Добавить в цитаты Настройки чтения

Страница 9 из 64

«Отчего ж фатальный?» — спросит как-нибудь потом, да поздно будет спрашивать: через три дня высадка десанта на мысе Адлер, атака на горцев. Куда? Постой! А Бестужев вперед и вперед!

Горец целился метко, еще бы не попасть в этого неистово рвущегося вперед, так близко… И тела не нашли. Забрали горцы? Похвалиться, что убили прапорщика, — произведен только что!

«Единственная моя молитва — не умереть на одре страданий, либо не пасть на незначительной стычке».

Исчезновение Бестужева — ни среди убитых, ни среди живых! — породило слухи: жив, скрывается в горах; сдался горцам в поисках романтических сюжетов; предался, чтоб сражаться против царя — не удалось, мол, на Сенатской, решил здесь… Так и не узнал горец, какие слухи породила его пуля.

А стычка была незначительной — крепость вскоре пала; и романтические сюжеты, увы, вышли из моды, «…единственная моя молитва!..»

Какая мелкая месть!

Это было первое поручение барона: объявить горцам по-арабски; как угодно! только втолкуйте им так, чтоб засело в их тупых башках, что впредь будут конфискованы бурки, привезенные в Тифлис или куда-либо в наши пределы! об этом предписано и гражданской милиции! никакого спуску!

И месть эта потому, что мятежный Гамзат-бек ширит свою власть в горном Дагестане и берет верх над домом аварского хана, преданного царю; но разве можно верить хану? тучный, как кабан, дикарь!

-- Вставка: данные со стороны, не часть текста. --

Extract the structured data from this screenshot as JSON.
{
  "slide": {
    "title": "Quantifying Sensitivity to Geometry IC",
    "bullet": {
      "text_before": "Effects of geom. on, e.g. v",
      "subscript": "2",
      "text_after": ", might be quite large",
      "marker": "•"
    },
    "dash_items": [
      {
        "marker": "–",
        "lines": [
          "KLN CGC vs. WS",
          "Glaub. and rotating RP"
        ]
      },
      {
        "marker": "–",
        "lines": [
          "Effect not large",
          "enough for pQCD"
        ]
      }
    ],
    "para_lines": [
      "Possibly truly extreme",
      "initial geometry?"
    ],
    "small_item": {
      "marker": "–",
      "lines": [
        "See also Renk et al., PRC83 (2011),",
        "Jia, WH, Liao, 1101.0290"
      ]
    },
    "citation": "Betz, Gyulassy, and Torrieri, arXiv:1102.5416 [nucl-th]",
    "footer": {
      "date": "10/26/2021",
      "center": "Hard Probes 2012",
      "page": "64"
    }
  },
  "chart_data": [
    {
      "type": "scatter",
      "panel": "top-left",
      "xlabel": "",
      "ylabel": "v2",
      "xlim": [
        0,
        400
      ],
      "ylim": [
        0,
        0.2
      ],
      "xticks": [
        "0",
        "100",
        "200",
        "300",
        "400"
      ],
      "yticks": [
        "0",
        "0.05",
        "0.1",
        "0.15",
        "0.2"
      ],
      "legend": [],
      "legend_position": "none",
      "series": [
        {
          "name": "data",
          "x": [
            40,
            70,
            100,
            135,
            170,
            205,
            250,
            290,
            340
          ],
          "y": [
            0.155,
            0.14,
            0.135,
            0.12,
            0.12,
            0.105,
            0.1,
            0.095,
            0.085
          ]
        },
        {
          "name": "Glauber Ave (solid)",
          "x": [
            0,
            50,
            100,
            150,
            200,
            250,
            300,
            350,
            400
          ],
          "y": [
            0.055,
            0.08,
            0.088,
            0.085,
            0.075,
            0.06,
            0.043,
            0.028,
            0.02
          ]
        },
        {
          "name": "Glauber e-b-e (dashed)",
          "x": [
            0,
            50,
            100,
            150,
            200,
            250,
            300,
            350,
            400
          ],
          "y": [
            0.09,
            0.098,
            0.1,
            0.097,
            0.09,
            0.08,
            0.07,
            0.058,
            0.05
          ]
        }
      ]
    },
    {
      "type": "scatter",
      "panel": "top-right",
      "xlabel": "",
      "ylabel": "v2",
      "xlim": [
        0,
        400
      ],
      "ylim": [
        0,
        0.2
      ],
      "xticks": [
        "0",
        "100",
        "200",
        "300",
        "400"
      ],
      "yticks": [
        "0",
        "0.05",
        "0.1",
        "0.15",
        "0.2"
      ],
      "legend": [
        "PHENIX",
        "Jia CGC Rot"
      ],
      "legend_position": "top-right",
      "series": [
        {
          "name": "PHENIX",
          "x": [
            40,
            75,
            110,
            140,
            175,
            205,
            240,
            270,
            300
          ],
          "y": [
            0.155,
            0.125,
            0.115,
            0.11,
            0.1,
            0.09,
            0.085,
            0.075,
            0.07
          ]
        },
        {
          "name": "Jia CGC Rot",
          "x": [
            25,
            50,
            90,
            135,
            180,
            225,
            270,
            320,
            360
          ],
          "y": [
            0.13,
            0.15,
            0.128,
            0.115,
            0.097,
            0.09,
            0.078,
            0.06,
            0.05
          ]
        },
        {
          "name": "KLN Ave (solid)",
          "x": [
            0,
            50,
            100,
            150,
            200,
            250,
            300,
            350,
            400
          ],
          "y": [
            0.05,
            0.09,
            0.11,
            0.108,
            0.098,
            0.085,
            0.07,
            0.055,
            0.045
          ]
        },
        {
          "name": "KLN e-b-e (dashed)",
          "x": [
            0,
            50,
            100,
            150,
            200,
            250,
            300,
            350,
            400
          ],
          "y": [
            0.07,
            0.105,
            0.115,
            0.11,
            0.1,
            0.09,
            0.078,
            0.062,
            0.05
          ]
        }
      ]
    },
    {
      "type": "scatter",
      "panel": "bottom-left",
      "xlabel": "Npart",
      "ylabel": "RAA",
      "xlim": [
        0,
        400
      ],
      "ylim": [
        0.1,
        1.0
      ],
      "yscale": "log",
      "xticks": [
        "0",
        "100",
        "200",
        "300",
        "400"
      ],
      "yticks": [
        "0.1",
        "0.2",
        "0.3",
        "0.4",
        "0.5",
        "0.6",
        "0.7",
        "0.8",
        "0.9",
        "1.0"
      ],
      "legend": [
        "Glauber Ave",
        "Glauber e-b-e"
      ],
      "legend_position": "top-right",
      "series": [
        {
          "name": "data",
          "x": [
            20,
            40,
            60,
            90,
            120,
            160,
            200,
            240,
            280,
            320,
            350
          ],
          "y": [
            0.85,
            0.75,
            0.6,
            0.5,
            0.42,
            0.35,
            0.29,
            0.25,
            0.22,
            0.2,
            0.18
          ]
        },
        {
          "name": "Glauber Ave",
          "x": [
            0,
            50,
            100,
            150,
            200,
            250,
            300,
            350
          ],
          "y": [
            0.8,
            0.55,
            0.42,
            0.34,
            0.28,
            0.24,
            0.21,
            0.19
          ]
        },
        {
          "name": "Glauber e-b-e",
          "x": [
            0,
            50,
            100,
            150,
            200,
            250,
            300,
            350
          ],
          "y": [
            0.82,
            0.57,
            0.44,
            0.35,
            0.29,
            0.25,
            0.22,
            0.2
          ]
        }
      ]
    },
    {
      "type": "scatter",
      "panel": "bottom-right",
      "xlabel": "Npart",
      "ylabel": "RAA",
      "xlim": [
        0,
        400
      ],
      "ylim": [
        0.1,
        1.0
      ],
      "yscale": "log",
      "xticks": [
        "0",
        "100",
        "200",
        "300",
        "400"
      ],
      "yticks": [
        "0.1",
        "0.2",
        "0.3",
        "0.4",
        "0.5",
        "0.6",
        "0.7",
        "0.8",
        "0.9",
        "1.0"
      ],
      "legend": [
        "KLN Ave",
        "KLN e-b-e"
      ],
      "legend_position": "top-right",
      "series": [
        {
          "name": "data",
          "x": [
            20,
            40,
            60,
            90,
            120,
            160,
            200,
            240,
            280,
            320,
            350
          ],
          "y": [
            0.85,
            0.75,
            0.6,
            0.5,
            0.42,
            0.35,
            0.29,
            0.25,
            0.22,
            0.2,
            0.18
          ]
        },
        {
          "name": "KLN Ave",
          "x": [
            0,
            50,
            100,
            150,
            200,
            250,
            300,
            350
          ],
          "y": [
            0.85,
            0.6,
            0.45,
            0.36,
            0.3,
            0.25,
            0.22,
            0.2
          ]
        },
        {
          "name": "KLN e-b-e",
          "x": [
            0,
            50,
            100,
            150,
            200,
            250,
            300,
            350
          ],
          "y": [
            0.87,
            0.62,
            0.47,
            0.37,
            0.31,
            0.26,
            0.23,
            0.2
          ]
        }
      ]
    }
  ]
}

Особенно был разгневан барон, когда узнал, что Гамзат-бек обманул аварскую ханшу; ей надо было немедленно дать знать им через лазутчика, и никто не отговорил ее послать детей на переговоры к Гамзат-беку — он тут же обезглавил сыновей ханши и, пленив ее, захватил Хунзах.

— Сыграйте на религиозных чувствах старшин Хунзаха. Насчет Кербелы и убиенных имамов…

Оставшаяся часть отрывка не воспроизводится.